- IATA: none; ICAO: none; FAA LID: NK26;

Summary
- Airport type: Private
- Owner: Adirondack Homes LLC
- Serves: Old Forge, New York
- Elevation AMSL: 1,753 ft (534 m)
- Coordinates: 43°43′31″N 074°58′34″W﻿ / ﻿43.72528°N 74.97611°W

Map
- Old Forge Airport Location within New York Adirondack Park

Runways
| Direction | Length |  | Surface |
| ft | m |
| 9/27 | 3,200 | 975 | Turf |
- Source: Federal Aviation Administration

= Old Forge Airport =

Old Forge Airport is a private use airport located one nautical mile (1.85 km) north of the central business district of Old Forge, a village in Herkimer County, New York, United States.

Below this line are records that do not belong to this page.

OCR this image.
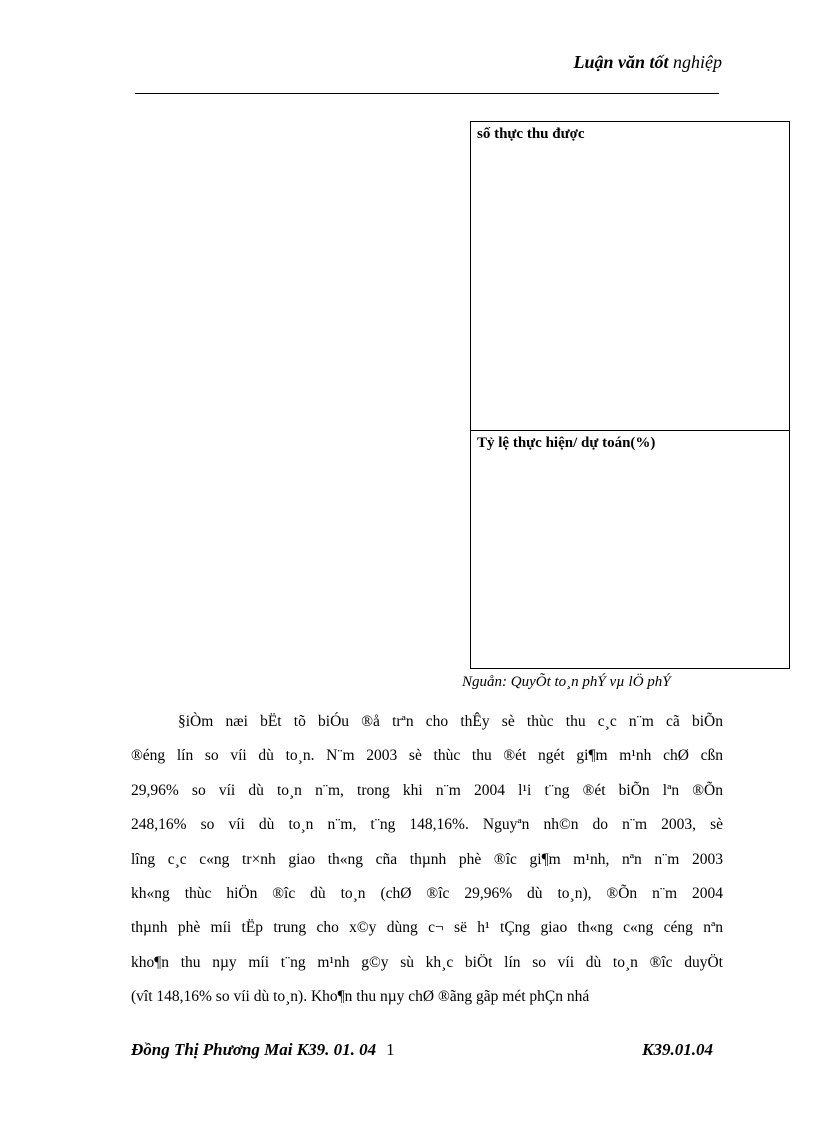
Luận văn tốt nghiệp
số thực thu được
Tỷ lệ thực hiện/ dự toán(%)
Nguån: QuyÕt to¸n phÝ vµ lÖ phÝ
§iÒm næi bËt tõ biÓu ®å trªn cho thÊy sè thùc thu c¸c n¨m cã biÕn
®éng lín so víi dù to¸n. N¨m 2003 sè thùc thu ®ét ngét gi¶m m¹nh chØ cßn
29,96% so víi dù to¸n n¨m, trong khi n¨m 2004 l¹i t¨ng ®ét biÕn lªn ®Õn
248,16% so víi dù to¸n n¨m, t¨ng 148,16%. Nguyªn nh©n do n¨m 2003, sè
lîng c¸c c«ng tr×nh giao th«ng cña thµnh phè ®îc gi¶m m¹nh, nªn n¨m 2003
kh«ng thùc hiÖn ®îc dù to¸n (chØ ®îc 29,96% dù to¸n), ®Õn n¨m 2004
thµnh phè míi tËp trung cho x©y dùng c¬ së h¹ tÇng giao th«ng c«ng céng nªn
kho¶n thu nµy míi t¨ng m¹nh g©y sù kh¸c biÖt lín so víi dù to¸n ®îc duyÖt
(vît 148,16% so víi dù to¸n). Kho¶n thu nµy chØ ®ãng gãp mét phÇn nhá
Đồng Thị Phương Mai K39. 01. 04 1	K39.01.04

The Air Route Traffic Control Center for the airport is Boston Center, and Flight service station is the Buffalo Flight Service Station The airport is unattended and is privately owned. To land there, pilots must get permission from the owner, Adirondack Homes LLC .

== Facilities ==
Old Forge Airport covers an area of 18 acre at an elevation of 1,753 feet (534 m) above mean sea level. It has one runway designated 9/27 with a turf surface measuring 3,200 by 100 feet (975 x 30 m).